Die Kluge – l'histoire du roi et de la sage femme

« Aucune trace d’opéra ne doit subsister dans "die Kluge". » (Heinz Tietjen)[1]

Dès le milieu de l’année 1938  Carl Orff travaille aux scènes initiales d’un conte qui contrasterait avec son œuvre précédente "Der Mond". Pour cela, il élabore différentes versions textuelles et musicales. L’ouvrage intitulé "Deutsche Sprichwörter" de Karl Simrocks (1846) dont Orff se sert comme support pour concevoir un passage de l’histoire – les trois énigmes formulées par le roi –, constitue la principale source d’inspiration pour la conception dramaturgique de l’œuvre. Ce recueil de "Proverbes allemands" pleins de truculence stimule l’esprit créatif du compositeur qui y trouve aussi des correspondances avec ses conceptions musicales.[2]

 

(Photo de scène, Tokyo,1958)
(Affiche d’Helmut Jürgens pour la première à la Städtische Bühnen de Francfort/Main, 1943)
(Scénographie, dessin d’Helmut Jürgens pour la première, Francfort/Main 1943)

 

Si "Carmina Burana" a permis à Carl Orff d’affiner son style musical, "Die Kluge" lui permet de définir son style dramaturgique.
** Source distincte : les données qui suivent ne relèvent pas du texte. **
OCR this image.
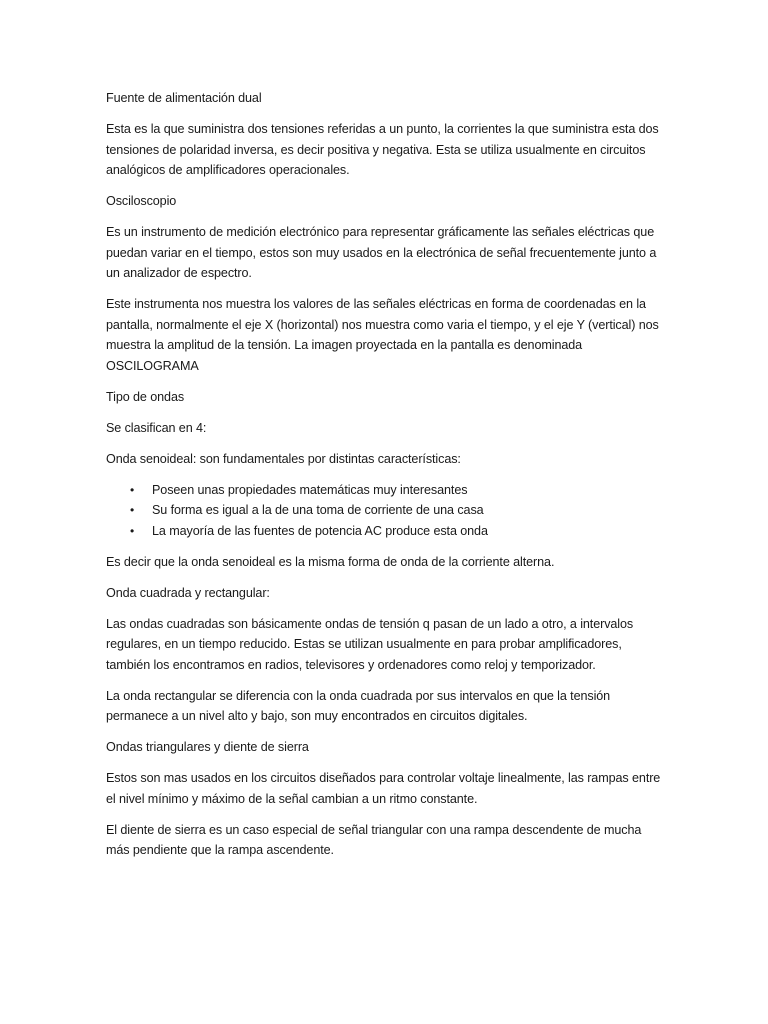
Fuente de alimentación dual

Esta es la que suministra dos tensiones referidas a un punto, la corrientes la que suministra esta dos tensiones de polaridad inversa, es decir positiva y negativa. Esta se utiliza usualmente en circuitos analógicos de amplificadores operacionales.

Osciloscopio

Es un instrumento de medición electrónico para representar gráficamente las señales eléctricas que puedan variar en el tiempo, estos son muy usados en la electrónica de señal frecuentemente junto a un analizador de espectro.

Este instrumenta nos muestra los valores de las señales eléctricas en forma de coordenadas en la pantalla, normalmente el eje X (horizontal) nos muestra como varia el tiempo, y el eje Y (vertical) nos muestra la amplitud de la tensión. La imagen proyectada en la pantalla es denominada OSCILOGRAMA

Tipo de ondas

Se clasifican en 4:

Onda senoideal: son fundamentales por distintas características:

• Poseen unas propiedades matemáticas muy interesantes
• Su forma es igual a la de una toma de corriente de una casa
• La mayoría de las fuentes de potencia AC produce esta onda

Es decir que la onda senoideal es la misma forma de onda de la corriente alterna.

Onda cuadrada y rectangular:

Las ondas cuadradas son básicamente ondas de tensión q pasan de un lado a otro, a intervalos regulares, en un tiempo reducido. Estas se utilizan usualmente en para probar amplificadores, también los encontramos en radios, televisores y ordenadores como reloj y temporizador.

La onda rectangular se diferencia con la onda cuadrada por sus intervalos en que la tensión permanece a un nivel alto y bajo, son muy encontrados en circuitos digitales.

Ondas triangulares y diente de sierra

Estos son mas usados en los circuitos diseñados para controlar voltaje linealmente, las rampas entre el nivel mínimo y máximo de la señal cambian a un ritmo constante.

El diente de sierra es un caso especial de señal triangular con una rampa descendente de mucha más pendiente que la rampa ascendente.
Il combine une langue sèche à un style musical abrupt afin de créer une forme théâtrale de la représentation qui ne détaille par les personnages, mais en propose plutôt une esquisse.Ceci explique l’importance d’un texte au style linguistique si particulier. L’ensemble est conçu avec une efficacité dramaturgique charnue et vivante : emploi du style direct, construction syntaxique brève, jeux dialogués antithétiques, pertinence du choix des mots, et recours à des vers de mirliton qui confèrent au texte un style de jeu populaire. 
Conçu par Orff, le libretto de la pièce réunit les éléments du conte, du théâtre populaire et de la comédie bavaroise en un jeu sur le sens empreint de joie et de gravité. [3]

 

(Scénographie, dessin d’Helmut Jürgens, 1943)
(Carl Orff, 1939; photo : Madeline Winkler-Betzendahl, Deutsches Theatermuseum de Munich)
(Photo de scène, Tokyo, 1958)

 

La première représentation est couronnée de succès. Au lendemain de la guerre, cette pièce est la plus acclamée après "Carmina Burana". Traduite dans plus de vingt langues, elle est inscrite au répertoire de plusieurs théâtres.[2]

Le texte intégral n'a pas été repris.